Speaking after a meeting of EU finance ministers in Brussels, Economy Commissioner Valdis Dombrovskis indicated that while coordination with allies remains preferable, it is not a strict prerequisite for action at EU level.
Brussels is aiming to approve a 20th package of sanctions before 24 February, marking four years since Russia’s full-scale invasion of Ukraine. The proposed measures would significantly escalate economic pressure on the Kremlin.
At the centre of the discussions is a potential full prohibition on EU companies providing maritime services to Russian oil tankers. If implemented, the measure would effectively supersede the G7 price cap mechanism within EU jurisdiction, since European firms would no longer be permitted to service Russian crude shipments at any price.
The oil price cap, introduced in late 2022, currently limits sales of Russian crude to $44.10 per barrel when supported by Western shipping and insurance services.
Coordination preferred, but not essential
Dombrovskis stressed that the Commission has briefed G7 partners on the proposed steps, noting that collective action would amplify the impact. However, he made clear that the EU would not hold back indefinitely if broader alignment failed to materialise.
Several members of the price cap coalition, including the United Kingdom, Canada and Australia, confirmed they were aware of the EU proposal and said discussions remain ongoing. The United States and Japan have yet to publicly signal their positions.
Diplomatic negotiations among EU ambassadors are continuing throughout the week. While there is political momentum to meet the symbolic 24 February deadline, officials acknowledge that final agreement could take longer if divisions persist.
Greece, home to one of the world’s largest shipping industries, has reportedly expressed reservations. According to diplomats, Athens is concerned that a unilateral EU move could shift maritime business toward competitors in India or China, while strengthening Russia’s so-called “shadow fleet” and encouraging vessel reflagging practices.

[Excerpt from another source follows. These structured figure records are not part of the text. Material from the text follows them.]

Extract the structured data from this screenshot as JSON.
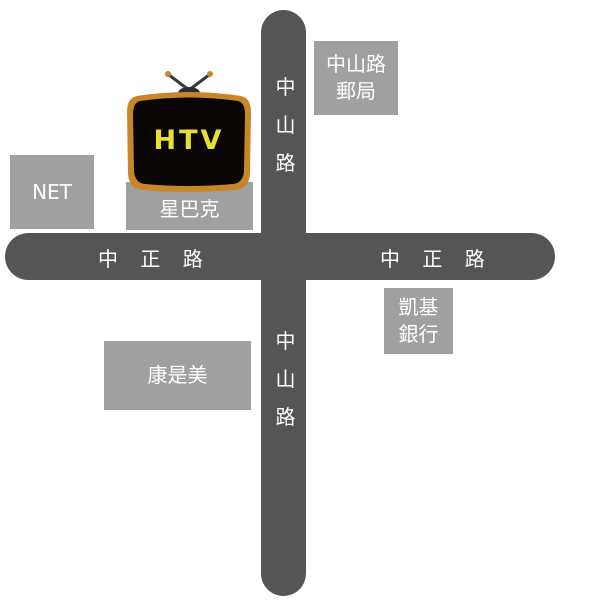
{
  "map": {
    "roads": {
      "zhongshan_north": [
        "中",
        "山",
        "路"
      ],
      "zhongshan_south": [
        "中",
        "山",
        "路"
      ],
      "zhongzheng_west": [
        "中",
        "正",
        "路"
      ],
      "zhongzheng_east": [
        "中",
        "正",
        "路"
      ]
    },
    "pois": {
      "post_office": {
        "line1": "中山路",
        "line2": "郵局"
      },
      "net": {
        "label": "NET"
      },
      "starbucks": {
        "label": "星巴克"
      },
      "kgi_bank": {
        "line1": "凱基",
        "line2": "銀行"
      },
      "cosmed": {
        "label": "康是美"
      }
    },
    "tv_logo": {
      "text": "HTV",
      "text_color": "#e8e030",
      "frame_color": "#c8862a",
      "screen_color": "#0a0606"
    },
    "colors": {
      "road": "#555555",
      "poi_box": "#a0a0a0",
      "label": "#ffffff"
    }
  }
}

Sweden’s Finance Minister Elisabeth Svantesson said coordination remains the preferred route but underlined the need for determination. “The more partners involved, the stronger the impact,” she said, while signalling that action should not be postponed indefinitely.
Focus on circumvention channels
Beyond maritime restrictions, the proposed sanctions package includes the potential activation of the EU’s Anti-Circumvention Tool for the first time. The mechanism is designed to curb the re-export of sensitive goods to Russia through third countries.

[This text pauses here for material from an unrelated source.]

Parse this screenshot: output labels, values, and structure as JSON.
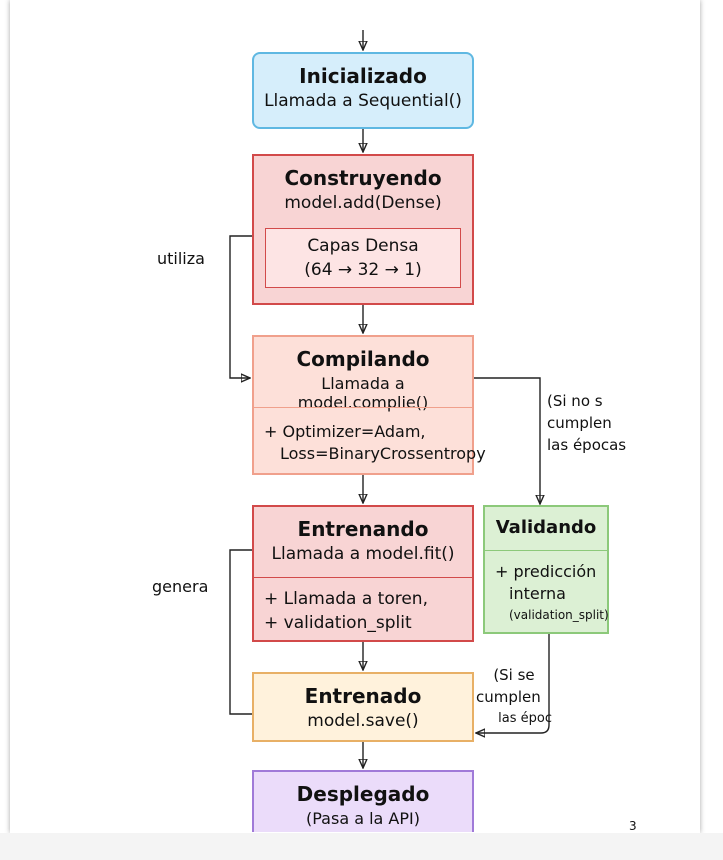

Kyrgyzstan has come under scrutiny in this context. EU trade data show a sharp rise in exports of machinery and transport equipment to the Central Asian country since 2022, fuelling concerns that certain products could be diverted to Russia.
In 2021, EU exports to Kyrgyzstan stood at €263 million. By 2024, that figure had risen to €2.5 billion, with machinery accounting for a substantial share.
Any activation of the Anti-Circumvention Tool would require unanimous approval from all 27 EU member states. Previous attempts to deploy the mechanism did not secure sufficient backing.
The push for new sanctions coincides with ongoing diplomatic talks involving Ukrainian, Russian and US officials. Many European leaders remain sceptical about Moscow’s willingness to make meaningful concessions, arguing that sustained economic pressure remains necessary.
European Commission President Ursula von der Leyen and European Council President António Costa are expected to travel to Ukraine on 24 February in a show of continued political support.
As debates intensify, the EU faces a strategic decision: whether to prioritise unity with global partners or advance sanctions independently to maintain pressure on Russia’s energy revenues.